Someone else: “March them out back (inferring he wants to execute them in a firing squad, MS13 gang style).

After someone mentioned that Frank Lindsay (plaintiff) sued Adelanto, the city council said, “Oh! We already have been through it, no big deal!”

All the rigamarole ends with an “apology.”

54:45 “I want to make it as difficult as possible (inferring to live in Adelanto as a private citizen) on any felon and sex offender.”

That pretty much caps up the video.

I look at it this way. As more registrants can live in communities without fear of being removed, more in the community will know this person as a human being instead of an ” dangerous person”.

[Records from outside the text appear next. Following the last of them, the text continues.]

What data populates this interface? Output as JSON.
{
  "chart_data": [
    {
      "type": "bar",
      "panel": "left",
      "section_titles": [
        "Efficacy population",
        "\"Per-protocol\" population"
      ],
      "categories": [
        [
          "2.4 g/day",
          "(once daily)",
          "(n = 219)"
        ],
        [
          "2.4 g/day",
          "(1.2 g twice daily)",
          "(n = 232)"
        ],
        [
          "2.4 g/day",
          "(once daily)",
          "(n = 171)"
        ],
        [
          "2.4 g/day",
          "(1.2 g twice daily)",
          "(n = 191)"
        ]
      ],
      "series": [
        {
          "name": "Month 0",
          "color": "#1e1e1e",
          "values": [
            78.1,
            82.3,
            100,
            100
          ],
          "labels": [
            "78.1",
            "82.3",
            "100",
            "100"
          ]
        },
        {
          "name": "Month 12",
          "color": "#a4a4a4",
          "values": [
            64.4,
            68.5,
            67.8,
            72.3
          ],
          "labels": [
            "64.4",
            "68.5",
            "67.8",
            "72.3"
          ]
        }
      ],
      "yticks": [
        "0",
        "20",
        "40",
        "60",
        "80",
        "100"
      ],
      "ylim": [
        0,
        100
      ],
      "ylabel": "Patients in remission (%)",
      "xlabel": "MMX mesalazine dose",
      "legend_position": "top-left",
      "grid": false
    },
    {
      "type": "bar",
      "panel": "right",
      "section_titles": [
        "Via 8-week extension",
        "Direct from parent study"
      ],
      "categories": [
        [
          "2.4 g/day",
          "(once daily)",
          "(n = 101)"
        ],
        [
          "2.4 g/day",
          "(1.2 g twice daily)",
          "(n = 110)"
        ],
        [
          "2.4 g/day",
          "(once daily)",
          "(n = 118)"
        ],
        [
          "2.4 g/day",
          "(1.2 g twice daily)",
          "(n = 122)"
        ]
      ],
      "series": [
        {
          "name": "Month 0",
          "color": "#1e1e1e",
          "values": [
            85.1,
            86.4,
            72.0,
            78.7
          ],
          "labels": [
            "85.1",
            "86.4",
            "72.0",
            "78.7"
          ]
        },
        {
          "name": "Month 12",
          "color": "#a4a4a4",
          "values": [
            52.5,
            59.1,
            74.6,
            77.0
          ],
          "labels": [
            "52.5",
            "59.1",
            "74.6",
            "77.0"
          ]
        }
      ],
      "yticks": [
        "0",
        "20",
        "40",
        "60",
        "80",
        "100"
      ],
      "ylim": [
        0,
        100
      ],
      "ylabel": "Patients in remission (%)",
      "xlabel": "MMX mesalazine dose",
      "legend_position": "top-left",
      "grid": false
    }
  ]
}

That exchange is unbelievable. I hope that can be used to prove, as the Colorado judge has said, the registry is punishment by the public. Please let this comeback to bite them to help bring this down.

Crazy how Megans law is falling apart I never thought I’d see it happen there really is hope out there don’t give up stand strong keep your head up. To all the people who have become homeless around the time of the peak of The sex offender Witch Hunt 2009 to 2015 you no longer have have to live like that I know it’s hard your going to need some tough skin but you can do it .Much love to everybody and Merry Christmas too Janice and the ACSOL thanks for all you guys do 🤣

I believe the Court’s “Decision” is the best thing I’ve read in all of 2017! 🤓

Will this apply to all CA parolees or only to those with offenses against minors??They have been differentiating that since the San Diego Supreme Court decision.

I hope this opens the doors to lawsuits against the counties by individuals who’s constitutional rights were violated. I want each person no matter their criminal conviction to be able to be compensated for the unjustified burdens and hardships this patchwork of vindictive laws have created.

Just most of us on the registry have already paid for our crimes, it’s time the cities and counties also pay for theirs. Unfortunately it will come out of the taxpayers’ pockets, which might actually be a good thing. Maybe it will eventually lead to the people standing up against unconstitutional laws. The public is already seeing how stupid the registry really is.

The city of Rialto still has Halloween restrictions to all registrants, no lights no handing out candy do not open the door etc. I just signed my papers and they made me sign a copy of the ordinance in November. I hope some day this gets taken care of as well .

I am so confused by the sex offender laws in this state. I was convicted for a sex offense in Oregon 1999 against a minor under 14. Are there residency restrictions on me in California? I am not on parole or probation.

If State law fully occupies the field of RC laws, etc., doesn’t that mean every single piece of legislation below the State level is null and void? It would seem one merely need make the same argument against any HOA, City, Township, County, or School District to get something struck.

BTW, I really loved Footnote 2! (And @mike r, take notice how the Court dislikes such mistakes.)

Well done, Janice et al.

“20% of Americans live in a community governed by a condo association, homeowners association or co-op board, according to the Community Associations Institute.” Sounds like hell, doesn’t it? I think that you can assume that we would not be allowed through the front gate of most HOAs. It’s an odd legal regime that governs them but they seem to get by with their extreme busybodyness by being non-governmental and private. “Covenants” were the go-to solution well into the 1960s for keeping blacks out of many communities. “The Supreme Court ruled against racially restrictive covenants in 1948, and they were outlawed by the federal Fair Housing Act of 1968. But because so many of them remain in deeds and neighborhood bylaws, some states, including California, have moved to eliminate them.Apr 21, 2005”

Thank you Janet and Chance, this is a huge step forward, the federal courts are little by little leaning in our favor. I do believe they know the registry is unconstitutional, but all are afraid to be the first to step forward and say it.

Now I would imagine that this covers presence bans as well???? It appears that presence bans and the language would be of similar status…

Hey, Congratulations to acsol and my California neighbours. Thumbs up!